Die Beute wird vorwiegend nachts gefangen, wobei die Augen wahrscheinlich keine Rolle spielen. Welse verfügen über einen hervorragenden Geruchs- und Geschmackssinn, der Rezeptoren für süß, sauer, bitter und salzig umfasst, die sich im Maul, an den Lippen, auf den Barteln, aber auch an den Flossen, sowie in der Haut des Kopfes und des Vorderkörpers befinden. Das Gehör der Tiere ist extrem empfindlich und besonders auf Geräusche von über der Wasseroberfläche spezialisiert, was durch eine Verbindung der Schwimmblase mit den Hörorganen über den aus den Rippenknochen hervorgegangenen Weberschen Apparat erreicht wird. Daneben besitzen Welse Elektrorezeptoren und einen ausgeprägten Tastsinn, der auf den Barteln, dem Unterkiefer und dem Seitenlinienorgan beruht. Beutefische werden meist verfolgt und von hinten erfasst, wobei chemische und hydrodynamische Signale im Nachstrom fliehender Fische zur Orientierung genutzt werden.

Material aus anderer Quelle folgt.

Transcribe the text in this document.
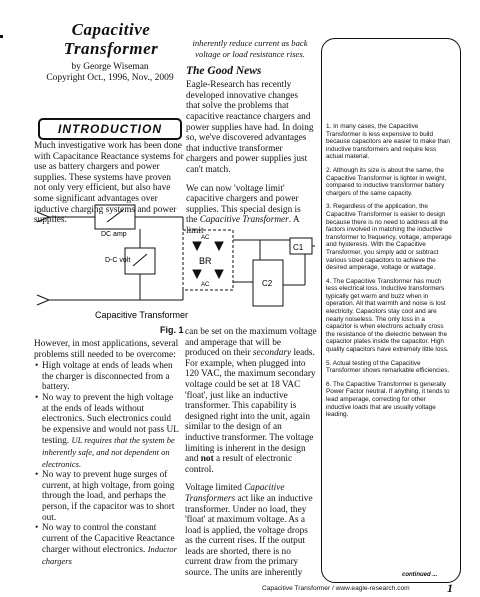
Capacitive
Transformer
by George Wiseman
Copyright Oct., 1996, Nov., 2009
INTRODUCTION
Much investigative work has been done with Capacitance Reactance systems for use as battery chargers and power supplies. These systems have proven not only very efficient, but also have some significant advantages over inductive charging systems and power supplies.
inherently reduce current as back voltage or load resistance rises.
The Good News
Eagle-Research has recently developed innovative changes that solve the problems that capacitive reactance chargers and power supplies have had. In doing so, we've discovered advantages that inductive transformer chargers and power supplies just can't match.
We can now 'voltage limit' capacitive chargers and power supplies. This special design is the Capacitive Transformer. A limit
DC amp
D-C volt
AC
AC
BR
C1
C2
Capacitive Transformer
Fig. 1
However, in most applications, several problems still needed to be overcome:
• High voltage at ends of leads when the charger is disconnected from a battery.
• No way to prevent the high voltage at the ends of leads without electronics. Such electronics could be expensive and would not pass UL testing. UL requires that the system be inherently safe, and not dependent on electronics.
• No way to prevent huge surges of current, at high voltage, from going through the load, and perhaps the person, if the capacitor was to short out.
• No way to control the constant current of the Capacitive Reactance charger without electronics. Inductor chargers
can be set on the maximum voltage and amperage that will be produced on their secondary leads. For example, when plugged into 120 VAC, the maximum secondary voltage could be set at 18 VAC 'float', just like an inductive transformer. This capability is designed right into the unit, again similar to the design of an inductive transformer. The voltage limiting is inherent in the design and not a result of electronic control.
Voltage limited Capacitive Transformers act like an inductive transformer. Under no load, they 'float' at maximum voltage. As a load is applied, the voltage drops as the current rises. If the output leads are shorted, there is no current draw from the primary source. The units are inherently

1. In many cases, the Capacitive Transformer is less expensive to build because capacitors are easier to make than inductive transformers and require less actual material.

2. Although its size is about the same, the Capacitive Transformer is lighter in weight, compared to inductive transformer battery chargers of the same capacity.

3. Regardless of the application, the Capacitive Transformer is easier to design because there is no need to address all the factors involved in matching the inductive transformer to frequency, voltage, amperage and hysteresis. With the Capacitive Transformer, you simply add or subtract various sized capacitors to achieve the desired amperage, voltage or wattage.

4. The Capacitive Transformer has much less electrical loss. Inductive transformers typically get warm and buzz when in operation. All that warmth and noise is lost electricity. Capacitors stay cool and are nearly noiseless. The only loss in a capacitor is when electrons actually cross the resistance of the dielectric between the capacitor plates inside the capacitor. High quality capacitors have extremely little loss.

5. Actual testing of the Capacitive Transformer shows remarkable efficiencies.

6. The Capacitive Transformer is generally Power Factor neutral. If anything, it tends to lead amperage, correcting for other inductive loads that are usually voltage leading.

continued ...
Capacitive Transformer / www.eagle-research.com	1
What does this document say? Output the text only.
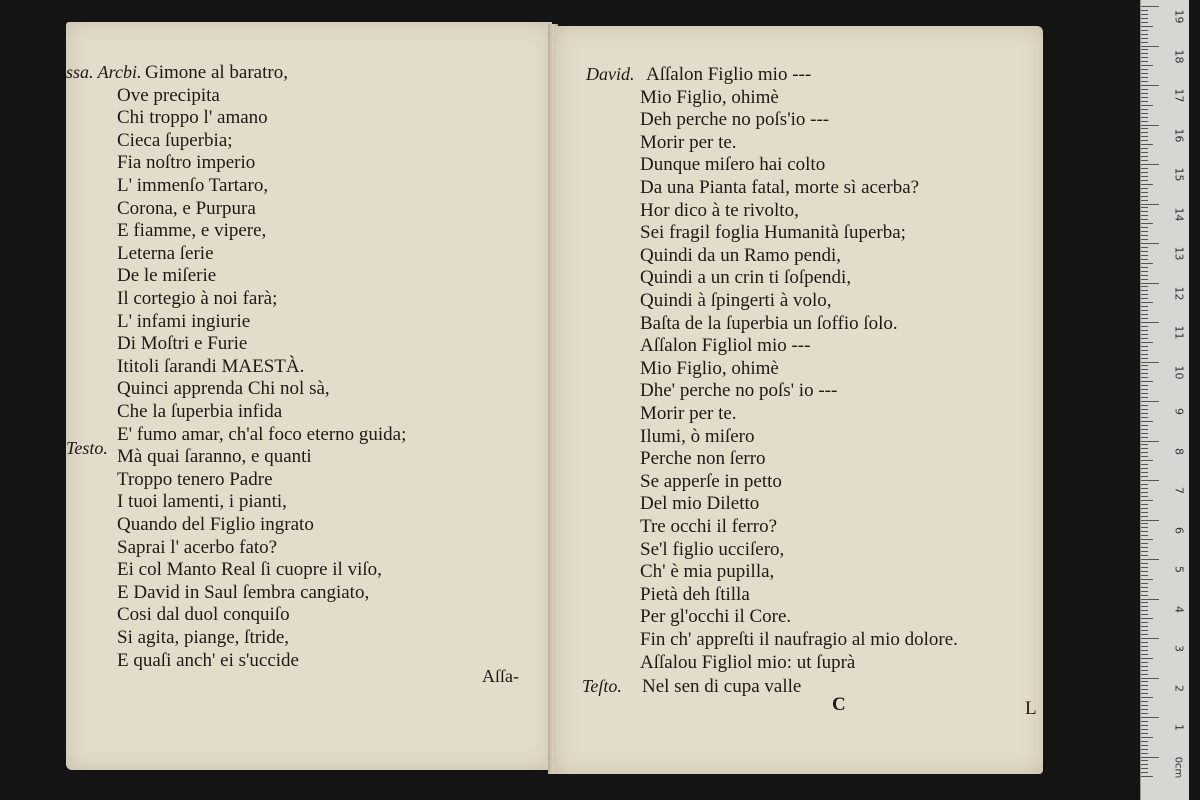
ssa. Arcbi.
Testo.
Aſſa-
Gimone al baratro,
Ove precipita
Chi troppo l' amano
Cieca ſuperbia;
Fia noſtro imperio
L' immenſo Tartaro,
Corona, e Purpura
E fiamme, e vipere,
Leterna ſerie
De le miſerie
Il cortegio à noi farà;
L' infami ingiurie
Di Moſtri e Furie
Ititoli ſarandi MAESTÀ.
Quinci apprenda Chi nol sà,
Che la ſuperbia infida
E' fumo amar, ch'al foco eterno guida;
Mà quai ſaranno, e quanti
Troppo tenero Padre
I tuoi lamenti, i pianti,
Quando del Figlio ingrato
Saprai l' acerbo fato?
Ei col Manto Real ſi cuopre il viſo,
E David in Saul ſembra cangiato,
Cosi dal duol conquiſo
Si agita, piange, ſtride,
E quaſi anch' ei s'uccide
David.
Teſto.
C	L
Aſſalon Figlio mio ---
Mio Figlio, ohimè
Deh perche no poſs'io ---
Morir per te.
Dunque miſero hai colto
Da una Pianta fatal, morte sì acerba?
Hor dico à te rivolto,
Sei fragil foglia Humanità ſuperba;
Quindi da un Ramo pendi,
Quindi a un crin ti ſoſpendi,
Quindi à ſpingerti à volo,
Baſta de la ſuperbia un ſoffio ſolo.
Aſſalon Figliol mio ---
Mio Figlio, ohimè
Dhe' perche no poſs' io ---
Morir per te.
Ilumi, ò miſero
Perche non ſerro
Se apperſe in petto
Del mio Diletto
Tre occhi il ferro?
Se'l figlio ucciſero,
Ch' è mia pupilla,
Pietà deh ſtilla
Per gl'occhi il Core.
Fin ch' appreſti il naufragio al mio dolore.
Aſſalou Figliol mio: ut ſuprà
Nel sen di cupa valle
19
18
17
16
15
14
13
12
11
10
9
8
7
6
5
4
3
2
1
0cm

Die Nahrungsaufnahme ist stark von der Wassertemperatur abhängig. Während von November bis März fast keine Nahrung aufgenommen wird, beginnt mit der höheren Verfügbarkeit von Beutetieren im Frühjahr eine Phase intensiverer Nahrungsaufnahme. Im Juni und Juli wandern viele Fische in tiefere Gewässer, so dass die Welse weniger Beute machen. Nach der Laichzeit im August folgt ein weiterer Höhepunkt der Nahrungsaufnahme.
Welsfang
Im Donauraum werden Welse mindestens seit dem zweiten Jahrhundert mit verschiedenen Methoden befischt. Hierzu wurden meist Berührungsnetze eingesetzt, die aus einem Grundteil und zwei mit einer Rute verbundenen Flügeln bestehen und bei Kontakt mit dem Fisch aus dem Wasser gehoben werden konnten. Alternativ wurde ein hohler Baumstamm als möglicher Unterschlupf versenkt und regelmäßig aus dem Wasser gehoben und kontrolliert. Daneben waren Unterwasserzäune gebräuchlich, bei denen die Welse in Durchlässe getrieben wurden, wo sie mit einer Reuse oder von einem mit Stecheisen ausgerüsteten Fischer gefangen wurden. Auch der Fang mit Leine und Haken, häufig mit Rindfleisch als Köder, sowie die Hamenfischerei waren gebräuchlich, wobei bei letzterer gezielt die Unterschlupfmöglichkeiten in Ufernähe abgesucht wurden. Der moderne Welsfang setzt meist Reusen oder Grundangelruten ein.